While supporters are lobbying for changes in the legislation to stretch to Alzheimer’s and dementia sufferers, President of Dying with Dignity NSW, Penny Hackett, says it’s a long way off.

She tells Peninsula Living Pittwater, “We are well aware that this limitation has disappointed many people, but it would be very challenging to create laws with sufficient safeguards and we can’t see any prospect of an Australian Parliament being prepared to tackle the issue in the foreseeable future.

“In the meantime, we are focusing on ways in which people with dementia in Australia can prepare for their end of life and put plans in place to make sure their wishes are respected through advance care planning and appointing enduring guardians.

“These measures could ensure that they are not given futile treatments or kept alive against their wishes once they lose capacity.”

When VAD was introduced, a Dying with Dignity survey showed 82 per cent of Pittwater residents supported it, Including Manly MP James Griffin, and then Pittwater MP Rob Stokes.

Advocates insist it provides a compassionate option for individuals suffering from intolerable pain and a diminished quality of life to have control over their own death. They say it can also alleviate the financial burden of prolonged medical care.

Mr Griffin says: ”This legislation seeks to do one thing and one thing only, and that is provide dignity and relief of insufferable pain for someone who has determined that in the knowledge their end is inescapable, and does not wish to be in insufferable pain any longer; not someone who has a fleeting feeling of despair.”

However, opponents claim VAD raises concerns about the potential for abuse, the devaluation of human life and the ethical implications of intentionally ending a person’s life, even in the context of terminal illness.

One doctor, who asked not to be named, told Peninsula Living Pittwater: “It goes against our grain to do this because we are trained to heal. To now be in a position where you can be paid to assist the dying process, even though you know they’re suffering, still goes against the grain and could be wide open to exploitation.”

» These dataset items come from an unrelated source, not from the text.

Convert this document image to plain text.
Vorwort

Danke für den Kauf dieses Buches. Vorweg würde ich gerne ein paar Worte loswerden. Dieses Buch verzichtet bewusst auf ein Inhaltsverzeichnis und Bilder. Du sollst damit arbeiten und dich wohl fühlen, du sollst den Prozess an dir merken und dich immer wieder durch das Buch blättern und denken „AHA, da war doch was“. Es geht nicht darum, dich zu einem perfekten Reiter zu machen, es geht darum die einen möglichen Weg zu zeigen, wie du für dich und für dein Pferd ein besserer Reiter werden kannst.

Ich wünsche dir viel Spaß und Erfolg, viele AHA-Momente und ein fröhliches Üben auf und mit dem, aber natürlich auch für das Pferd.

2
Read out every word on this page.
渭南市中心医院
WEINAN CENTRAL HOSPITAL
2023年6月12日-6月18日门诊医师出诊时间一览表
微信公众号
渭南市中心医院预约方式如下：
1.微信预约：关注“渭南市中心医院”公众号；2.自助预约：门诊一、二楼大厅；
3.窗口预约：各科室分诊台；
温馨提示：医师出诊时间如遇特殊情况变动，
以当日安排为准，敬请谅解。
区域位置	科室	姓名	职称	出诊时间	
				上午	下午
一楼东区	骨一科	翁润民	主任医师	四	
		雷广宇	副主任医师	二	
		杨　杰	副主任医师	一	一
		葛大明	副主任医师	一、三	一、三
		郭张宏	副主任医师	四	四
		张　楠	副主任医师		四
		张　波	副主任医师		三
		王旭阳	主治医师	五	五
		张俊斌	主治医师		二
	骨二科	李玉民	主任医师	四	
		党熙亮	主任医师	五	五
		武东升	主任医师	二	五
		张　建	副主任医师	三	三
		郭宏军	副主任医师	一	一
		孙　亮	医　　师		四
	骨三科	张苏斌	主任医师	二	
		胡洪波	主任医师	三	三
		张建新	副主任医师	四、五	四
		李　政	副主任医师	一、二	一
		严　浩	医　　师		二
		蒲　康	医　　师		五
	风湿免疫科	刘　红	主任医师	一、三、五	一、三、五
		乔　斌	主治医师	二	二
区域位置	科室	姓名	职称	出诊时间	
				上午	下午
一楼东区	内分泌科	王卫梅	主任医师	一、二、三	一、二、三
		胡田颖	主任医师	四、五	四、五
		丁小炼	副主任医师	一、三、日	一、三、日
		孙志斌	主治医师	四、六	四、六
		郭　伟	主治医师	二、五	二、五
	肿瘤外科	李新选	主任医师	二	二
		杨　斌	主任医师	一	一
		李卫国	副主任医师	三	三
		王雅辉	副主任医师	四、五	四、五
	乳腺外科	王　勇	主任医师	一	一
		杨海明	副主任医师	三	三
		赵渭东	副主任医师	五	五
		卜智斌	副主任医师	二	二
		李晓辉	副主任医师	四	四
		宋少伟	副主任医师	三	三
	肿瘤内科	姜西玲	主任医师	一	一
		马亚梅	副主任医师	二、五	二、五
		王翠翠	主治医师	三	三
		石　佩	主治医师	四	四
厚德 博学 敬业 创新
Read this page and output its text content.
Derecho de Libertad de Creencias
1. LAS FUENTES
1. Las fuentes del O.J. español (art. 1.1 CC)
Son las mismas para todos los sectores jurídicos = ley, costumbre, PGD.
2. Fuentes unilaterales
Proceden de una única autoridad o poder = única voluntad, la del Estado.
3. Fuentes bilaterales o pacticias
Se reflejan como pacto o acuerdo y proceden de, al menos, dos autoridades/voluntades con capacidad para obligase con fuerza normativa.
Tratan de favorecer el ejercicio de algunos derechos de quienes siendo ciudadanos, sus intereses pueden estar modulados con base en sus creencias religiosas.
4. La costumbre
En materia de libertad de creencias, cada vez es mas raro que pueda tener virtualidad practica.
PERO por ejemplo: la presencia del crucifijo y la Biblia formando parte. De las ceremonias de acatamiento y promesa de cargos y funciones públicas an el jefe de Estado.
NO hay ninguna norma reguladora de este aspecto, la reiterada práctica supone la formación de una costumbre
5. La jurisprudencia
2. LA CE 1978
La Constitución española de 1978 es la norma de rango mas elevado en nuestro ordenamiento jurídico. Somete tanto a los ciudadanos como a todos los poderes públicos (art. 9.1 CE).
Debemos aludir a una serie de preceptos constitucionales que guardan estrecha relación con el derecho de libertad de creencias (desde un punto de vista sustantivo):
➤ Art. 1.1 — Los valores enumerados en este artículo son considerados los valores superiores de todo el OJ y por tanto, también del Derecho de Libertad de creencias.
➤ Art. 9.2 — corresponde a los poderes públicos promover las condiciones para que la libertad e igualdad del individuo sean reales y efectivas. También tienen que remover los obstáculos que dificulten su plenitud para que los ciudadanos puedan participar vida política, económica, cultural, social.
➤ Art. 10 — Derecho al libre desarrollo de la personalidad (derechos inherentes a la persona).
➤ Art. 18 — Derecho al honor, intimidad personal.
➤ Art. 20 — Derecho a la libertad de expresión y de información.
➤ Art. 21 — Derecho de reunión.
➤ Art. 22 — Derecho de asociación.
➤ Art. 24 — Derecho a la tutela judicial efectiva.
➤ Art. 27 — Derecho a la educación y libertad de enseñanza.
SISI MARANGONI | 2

Registered nurse Cate Brockbank supports families across the Northern Beaches from birth to end-of-life care. She is also a celebrant and ‘death doula,’ providing the dying and their families with support and guidance, including sitting with patients during their last stages.

Cate, who owns Freshwater Funerals, tells Peninsula Living Pittwater: “Families need support more than ever in understanding the complexities and the vast options they now have in farewelling a loved one.

“Having conversations about death and dying helps to normalise, helps with the grieving processes and in doing so helps us to cherish the time we have left.

“Now, with the Voluntary Assisted Dying Act, people can have a choice about what their end of life can look like.”